Here are my thoughts:
- Having a school of Macs puts us in a very good position to take advantage of all this stuff if and when we get iPads.
- iBooks Author is remarkably like Pages and Keynote. Really must do some staff training on iWork to get people used to them…
- I’m already intrigued about using Wiki Server to distribute ePub documents to students and so the ability to create interactive e-textbooks becomes a lot more interesting and useful.
- iTunes U is definitely something to be looked into, especially if it can replace features of a VLE. More investigation needed.
- I wonder how we are meant to install iBooks Author across a network? I don’t fancy setting up a iTunes account for every machine in the school.
I’ve just done an after school club today that I actually enjoyed! It was a ‘iMovie Club’, making use of a suite of iMacs and my misspent youth making short films.
The club is with a lovely bunch of motivated Year 5&6 kids and today we had a go at making spoof news programmes. We used Photo Booth to shoot the footage, dropping in location shots pulled from Google in the background, thus transporting kids from the news studio around the globe. They then imported these clips into iMovie and started editing from there.

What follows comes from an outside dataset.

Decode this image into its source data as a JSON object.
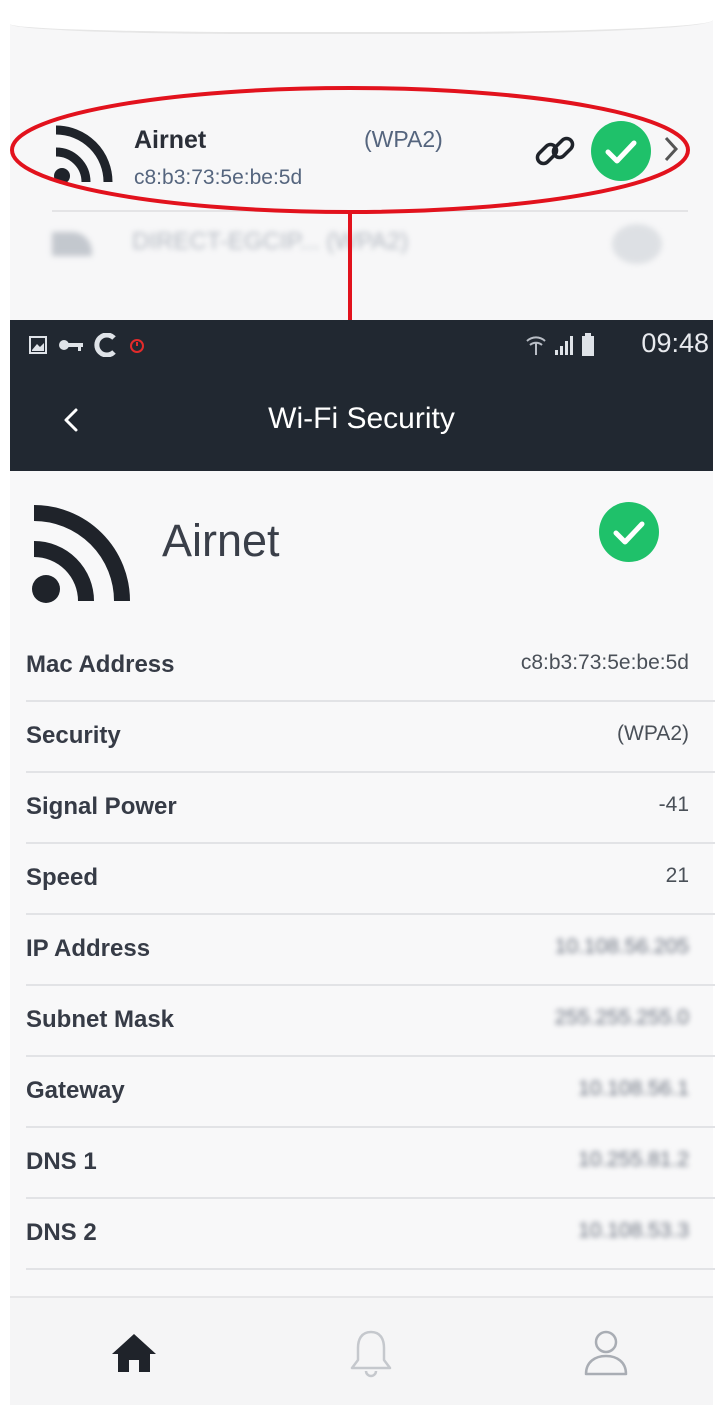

It was only the first session, but I was really pleased with how confident many of the children were with the iMacs. Most KS2 kids will have done some sort of video project over the last year and it definitely showed. I’m looking forward to what gets produced over the term!
I’m not the world’s biggest fan of the Interactive Whiteboard (IWB – or Stupidboard as I affectionately call them). They are disproportionately expensive (£1000…for a giant trackpad?), faffy to install, fiddly to set up and unreliable to use. They offer the chance of ‘interactivity’ to children, but more often than not they’re just used by the teacher. Admittedly you can write on them (if they’re aligned) but you can write on a normal whiteboard too! The interface really isn’t design for touch either, with the normal-sized touch targets requiring pixel-perfect precision that only a mouse can offer.
I have to acknowledge that I do prefer having an IWB instead of just using an OHP and acetates, as I did last year with my music teaching. But the only handy part is being able to display lyrics on a big screen and play different tracks easily. The ‘interactive’ part is so unreliable that I often resort to using the mouse instead.
So what is the solution then? Some form of large display linked up to a computer is handy, but that could just be a flat-screen tv or just a data projector. I am also very interested in the possibilities of screen-mirroring from an iPad using an Apple TV box. Very much cheaper too…who’d have thought it?
Now here’s a thought. Has Wiki Server on OSX Server basically got all it takes to do away with Fronter (our wonderful pan-London VLE via LGfL)? I think it just might…
- It can do pages that are easy to edit
- You could put a message board on as a blog?
- You can do calendaring
- It has the huge advantage that you don’t need to log in when in school to use it
Certainly worth some consideration anyway.
In New York, Thursday January 19th. I wonder what will be announced?